My Medical Director. Where do I begin. First off, good luck getting an answer from him on anything. Most of the time, he doesn't return calls or emails. What really tore it for me with him was an incident that happened about two years ago. One of our nurses had been on quarantine for COVID, and he had just returned to work. The Medical Director called me and he asked me whether the employee had written clearance to return to work. I told him that it was my understanding that he did, but I wasn't handling the matter. I was at a facility with two nursing directors, and my (unfortunately late) colleague was handling it. I had no reason to question his decision to allow the employee to return. No letter was found, so the Medical Director accused me of lying to him and he opened an investigation with the Inspector General's office. Nothing was found because there was nothing to find - even though I had to waste my time and theirs recounting everything that I had said. Anyone who has known me at all knows that I don't fabricate, exaggerate or falsify anything. I have always operated completely above board, and there have been times when my frank honesty has gotten me in trouble with people who can't handle the unvarnished truth.

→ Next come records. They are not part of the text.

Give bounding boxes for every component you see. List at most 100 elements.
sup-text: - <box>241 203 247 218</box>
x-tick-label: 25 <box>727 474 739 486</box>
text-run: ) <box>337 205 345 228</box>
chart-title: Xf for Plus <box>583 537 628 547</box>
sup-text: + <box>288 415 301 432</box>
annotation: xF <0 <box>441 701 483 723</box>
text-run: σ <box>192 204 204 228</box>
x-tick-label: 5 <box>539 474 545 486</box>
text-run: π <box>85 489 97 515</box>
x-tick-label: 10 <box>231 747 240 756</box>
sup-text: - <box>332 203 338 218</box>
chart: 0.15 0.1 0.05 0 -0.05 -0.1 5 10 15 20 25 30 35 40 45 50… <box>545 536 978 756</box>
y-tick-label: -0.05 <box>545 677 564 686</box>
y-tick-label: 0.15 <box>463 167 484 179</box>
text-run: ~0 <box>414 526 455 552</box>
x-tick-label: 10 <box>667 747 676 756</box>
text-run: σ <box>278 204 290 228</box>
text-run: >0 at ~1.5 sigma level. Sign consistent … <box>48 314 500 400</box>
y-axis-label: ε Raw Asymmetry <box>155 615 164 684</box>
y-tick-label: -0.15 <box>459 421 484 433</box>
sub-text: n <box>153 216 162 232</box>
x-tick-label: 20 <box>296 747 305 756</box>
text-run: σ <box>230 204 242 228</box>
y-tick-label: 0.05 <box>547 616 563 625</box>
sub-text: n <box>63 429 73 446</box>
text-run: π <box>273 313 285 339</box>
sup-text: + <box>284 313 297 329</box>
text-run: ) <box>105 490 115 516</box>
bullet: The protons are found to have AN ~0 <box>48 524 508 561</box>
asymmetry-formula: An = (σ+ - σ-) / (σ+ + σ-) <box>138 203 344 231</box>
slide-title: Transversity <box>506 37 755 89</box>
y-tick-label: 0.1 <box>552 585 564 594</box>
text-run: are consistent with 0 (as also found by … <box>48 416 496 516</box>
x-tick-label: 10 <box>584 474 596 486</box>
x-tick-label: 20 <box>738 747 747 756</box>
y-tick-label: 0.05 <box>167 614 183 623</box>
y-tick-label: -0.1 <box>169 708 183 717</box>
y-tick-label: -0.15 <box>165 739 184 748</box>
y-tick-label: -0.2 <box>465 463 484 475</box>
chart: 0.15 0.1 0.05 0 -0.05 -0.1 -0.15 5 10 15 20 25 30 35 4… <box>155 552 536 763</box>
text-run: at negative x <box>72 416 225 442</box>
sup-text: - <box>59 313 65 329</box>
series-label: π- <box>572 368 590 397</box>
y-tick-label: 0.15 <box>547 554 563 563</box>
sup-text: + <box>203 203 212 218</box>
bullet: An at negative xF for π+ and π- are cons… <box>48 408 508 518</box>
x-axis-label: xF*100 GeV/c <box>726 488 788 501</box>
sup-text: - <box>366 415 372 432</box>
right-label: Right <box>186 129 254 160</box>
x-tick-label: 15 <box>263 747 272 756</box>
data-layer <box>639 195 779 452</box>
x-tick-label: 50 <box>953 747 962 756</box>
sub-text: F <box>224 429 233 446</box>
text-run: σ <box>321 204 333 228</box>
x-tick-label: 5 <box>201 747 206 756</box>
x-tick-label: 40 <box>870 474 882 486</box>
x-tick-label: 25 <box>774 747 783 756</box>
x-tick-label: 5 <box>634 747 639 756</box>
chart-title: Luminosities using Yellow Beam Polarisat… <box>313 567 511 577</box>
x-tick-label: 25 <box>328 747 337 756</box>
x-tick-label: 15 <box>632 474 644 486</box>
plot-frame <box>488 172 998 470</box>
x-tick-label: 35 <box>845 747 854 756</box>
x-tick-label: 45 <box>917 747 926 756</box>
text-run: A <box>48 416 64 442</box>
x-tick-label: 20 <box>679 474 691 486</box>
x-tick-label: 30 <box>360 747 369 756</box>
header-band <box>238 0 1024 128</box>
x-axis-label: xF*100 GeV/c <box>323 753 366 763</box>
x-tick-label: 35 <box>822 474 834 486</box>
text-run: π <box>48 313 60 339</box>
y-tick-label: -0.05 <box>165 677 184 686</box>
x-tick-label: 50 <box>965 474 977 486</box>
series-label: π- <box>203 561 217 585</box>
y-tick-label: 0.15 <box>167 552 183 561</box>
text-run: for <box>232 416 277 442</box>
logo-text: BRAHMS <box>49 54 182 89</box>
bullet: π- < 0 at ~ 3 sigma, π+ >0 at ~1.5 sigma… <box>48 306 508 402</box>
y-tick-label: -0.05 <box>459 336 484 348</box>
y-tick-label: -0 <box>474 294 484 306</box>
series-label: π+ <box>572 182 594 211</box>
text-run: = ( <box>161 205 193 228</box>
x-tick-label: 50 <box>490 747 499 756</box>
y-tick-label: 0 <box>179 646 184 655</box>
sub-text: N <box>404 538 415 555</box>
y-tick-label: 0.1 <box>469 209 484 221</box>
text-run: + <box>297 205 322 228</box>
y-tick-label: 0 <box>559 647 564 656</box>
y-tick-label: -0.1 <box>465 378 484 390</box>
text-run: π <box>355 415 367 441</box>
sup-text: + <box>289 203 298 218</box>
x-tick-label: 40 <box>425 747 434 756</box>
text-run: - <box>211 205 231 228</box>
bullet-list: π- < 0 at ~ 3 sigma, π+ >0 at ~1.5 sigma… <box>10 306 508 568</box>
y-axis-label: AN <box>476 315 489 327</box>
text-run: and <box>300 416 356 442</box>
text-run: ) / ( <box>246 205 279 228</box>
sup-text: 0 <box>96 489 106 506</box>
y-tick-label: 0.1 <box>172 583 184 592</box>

My staff had a pot luck for me last Wednesday. I was thrilled to see both the Medical Director and the Chief of Nursing show up to pretend that they care. The Medical Director said maybe two sentences to me - the first communication I had from him since I told people on May 3 that I was on the way out. I got a service plaque for 20+ years of service. One unique feature about it (apart from the fact that it is shaped like an outline of the state) is that it contains coins that were once used in inmate casinos. Only in Nevada. Inmates were once allowed to gamble (from the 1940s until some time in the 1960s), and these coins (of several denominations) were used for wagering. The theory was that if inmates were playing blackjack, roulette or craps, they weren't involved in more nefarious stuff. They also didn't dare cheat, because they would get shanked on the yard. In typical NDOC fashion, I was sent an invoice for $20 from Prison Industries. Yes, I paid for my own recognition plaque.

I had been on several interviews since the first of the year, and a couple looked promising. This one is definitely better, because the others were management positions and probably would have been a lot more grief for just a little more money (and I was already in that situation). For the first time in a long time, I feel energized about going to work. Time to see if this old dog can learn some new tricks.